If someone asked if Steven Kostanski’s retro-romancing reboot of Roger Corman’s eponymous sword-and-sorcery film series is strictly speaking a good film, the answer would be: no. But neither is Corman’s 1983 cult favorite. So a lack of conventional cinematic merit seems paradoxically appropriate for the Canadian director-writer’s celebration of 80s pulp glory. It’s practical-effects driven tone, nostalgia-tinged aesthetic and self-aware humor give this mix of reinvention, remake and reverence, premiering Out of Competition at the Locarno Film Festival, an off-beat charm and old school appeal. The latter is enhanced by the nonchalant exposition of conceptual contradictions, not only within the original film but the genre itself.

Dangling between parody and pop-cultural enshrinement, the new Deathstalker interrogates the campy cocktail of fake grandeur, hyper-masculinity and cartoonish gore that back in the day were often taken seriously. While the original series excelled in cheap spectacle and exploitation, it isn’t interested in resuscitating the sword-and-sorcery genre. Rather than faithfully reconstructing Corman’s film, it lets its textures speak for themselves. The ancient kingdom of Abraxeon is overrun by hordes of Dreadites, demonic warriors sent by the evil sorcerer Nekromemnon intend to throw the world into everlasting darkness. A grizzled barbarian scavenging the scorched battlefields retrieves an old Amulette. This magical item holds the secret to ending Nekromemnon‘s reign.

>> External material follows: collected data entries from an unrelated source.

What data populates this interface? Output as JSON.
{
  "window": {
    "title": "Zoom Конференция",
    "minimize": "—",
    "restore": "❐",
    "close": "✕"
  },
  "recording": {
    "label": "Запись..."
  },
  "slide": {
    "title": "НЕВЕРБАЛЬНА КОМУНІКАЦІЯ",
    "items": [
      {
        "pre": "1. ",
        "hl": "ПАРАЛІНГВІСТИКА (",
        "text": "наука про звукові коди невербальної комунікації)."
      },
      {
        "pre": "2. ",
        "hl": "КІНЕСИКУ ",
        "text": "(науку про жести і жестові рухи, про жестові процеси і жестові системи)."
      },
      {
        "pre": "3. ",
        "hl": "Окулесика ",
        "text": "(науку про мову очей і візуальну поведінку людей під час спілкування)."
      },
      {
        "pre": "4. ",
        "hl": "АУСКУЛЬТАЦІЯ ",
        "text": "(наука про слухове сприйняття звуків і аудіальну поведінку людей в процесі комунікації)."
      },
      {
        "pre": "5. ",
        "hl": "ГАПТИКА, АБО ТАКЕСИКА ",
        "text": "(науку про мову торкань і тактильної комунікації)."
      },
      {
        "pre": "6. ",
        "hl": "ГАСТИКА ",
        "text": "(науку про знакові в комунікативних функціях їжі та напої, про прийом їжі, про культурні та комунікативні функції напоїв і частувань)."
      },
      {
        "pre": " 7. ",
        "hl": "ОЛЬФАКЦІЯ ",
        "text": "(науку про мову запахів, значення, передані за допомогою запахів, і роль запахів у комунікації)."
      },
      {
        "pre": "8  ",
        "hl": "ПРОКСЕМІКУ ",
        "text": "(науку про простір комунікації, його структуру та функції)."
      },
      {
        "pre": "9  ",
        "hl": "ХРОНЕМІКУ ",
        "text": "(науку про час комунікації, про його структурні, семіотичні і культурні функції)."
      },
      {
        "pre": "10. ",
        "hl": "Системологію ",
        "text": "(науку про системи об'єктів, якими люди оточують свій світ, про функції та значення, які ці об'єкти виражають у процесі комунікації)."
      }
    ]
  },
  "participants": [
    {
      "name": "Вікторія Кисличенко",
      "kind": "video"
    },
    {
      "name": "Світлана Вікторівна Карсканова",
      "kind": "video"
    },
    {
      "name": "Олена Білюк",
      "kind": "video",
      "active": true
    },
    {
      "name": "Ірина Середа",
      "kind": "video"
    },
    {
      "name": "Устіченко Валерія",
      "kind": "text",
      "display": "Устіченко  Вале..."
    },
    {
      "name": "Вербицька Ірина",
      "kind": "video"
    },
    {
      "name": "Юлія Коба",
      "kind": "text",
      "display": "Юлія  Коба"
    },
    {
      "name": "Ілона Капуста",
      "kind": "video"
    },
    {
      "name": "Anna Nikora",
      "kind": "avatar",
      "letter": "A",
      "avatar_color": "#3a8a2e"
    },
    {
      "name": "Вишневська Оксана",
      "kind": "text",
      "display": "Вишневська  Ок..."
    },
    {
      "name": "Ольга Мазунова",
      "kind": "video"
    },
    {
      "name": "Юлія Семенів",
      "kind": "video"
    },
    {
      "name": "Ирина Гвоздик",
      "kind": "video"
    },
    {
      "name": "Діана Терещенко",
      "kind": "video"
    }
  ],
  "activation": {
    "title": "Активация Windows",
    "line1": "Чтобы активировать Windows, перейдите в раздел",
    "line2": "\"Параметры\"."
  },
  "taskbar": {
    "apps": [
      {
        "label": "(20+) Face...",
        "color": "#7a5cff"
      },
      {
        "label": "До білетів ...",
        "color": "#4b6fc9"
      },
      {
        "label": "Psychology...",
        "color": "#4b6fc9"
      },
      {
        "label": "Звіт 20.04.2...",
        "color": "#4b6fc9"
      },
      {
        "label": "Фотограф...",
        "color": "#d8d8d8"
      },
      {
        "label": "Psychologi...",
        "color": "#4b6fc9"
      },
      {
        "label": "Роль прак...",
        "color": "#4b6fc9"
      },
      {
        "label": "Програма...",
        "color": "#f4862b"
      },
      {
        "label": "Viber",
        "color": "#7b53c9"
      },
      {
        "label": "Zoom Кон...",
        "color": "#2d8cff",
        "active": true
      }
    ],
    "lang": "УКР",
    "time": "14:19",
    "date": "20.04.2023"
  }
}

Marked by ancient magick and pursued by assassins, Deathstalker (Daniel Bernhardt) sets out on a quest to break the curse and save the realm. The search unfolds like an archeological dig through fantasy clichés, tropes and purposefully familiar twists. The mighty warrior is joined, aided, and occasionally sabotaged by the wizard Doodad (Patton Oswalt) whose malfunctioning magic functions as an ironic chorus, and the musically attuned, shifty thief Brisbayne (Christina Orjalo). While the ragtag trio represents prototypes straight from a role player game, their character dynamic and personalities reflect contemporary sensibilities and are surprisingly heartwarming. This goes especially for the relationship between Deathstalker and Brisbayne.
She is not an object of sexual conquest as so many brass-bikini wearing warrior queens in the sword and sorcery world, but rather a clever little sister to his burly older brother. Together with Doodad they form an alternative family of misfits who all left behind more assimilative alliances to do their own thing. Violent sex, voyeuristic body display and a superlative gender binary become the sole set of motives which the ironic plot doesn’t invoke or iconize. It’s this unpretentious awareness of the problematic aspects of Corman’s Deathstalker and numerous other works of its era that makes its modern riff enjoyable despite its predictable plot and punch lines.

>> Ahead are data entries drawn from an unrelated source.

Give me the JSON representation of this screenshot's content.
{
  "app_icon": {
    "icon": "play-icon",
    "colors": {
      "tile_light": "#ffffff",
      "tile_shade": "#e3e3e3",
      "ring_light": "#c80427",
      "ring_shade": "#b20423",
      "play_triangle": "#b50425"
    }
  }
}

Narrative invention is deliberately discarded in the blunt – or, let’s say, barbarian – story. Its prime qualities are on the outside: visual excess, atmospheric artifice, and hand-made effects, unmasking the genre’s masquerade of grandeur. Likewise, the scenery’s dusty taverns, stone corridors, and battlefield wastelands suggest studio worlds built for temporary inhabitation. These sets revel in their own artifice rather than in illusionistic completeness, thereby highlighting the childish absurdity of expectation fantasy film. Through his Action Pants FX studio, the film teems with creature suits, prosthetic makeup, and delightfully kinetic stop-motion animation. As a tactile contrast to the smooth omnipotence of CGI, such rough physicality becomes both statement and satire.
Bernhardt’s performance carries the requisite stoic bravado, rendering him comic in context, while Oswalt’s Doodad adds dry wit. Together they expose the theatrics of the heroic quest as they enact it. The low budget production aligns itself with traditions of ironic pastiche while still preserving a core of affection for its source. An anarchic attitude and studio scenery are part of that exploration, as is the dialogue, which alternates between solemnity and self-parodist banter. Deathstalker treats its roots not as a lost tradition but a cultural artifact, its polarizing aspects are laid bare through amplification. Acknowledgment of the genre’s absurdities comes with a refusal to relinquish its pleasures.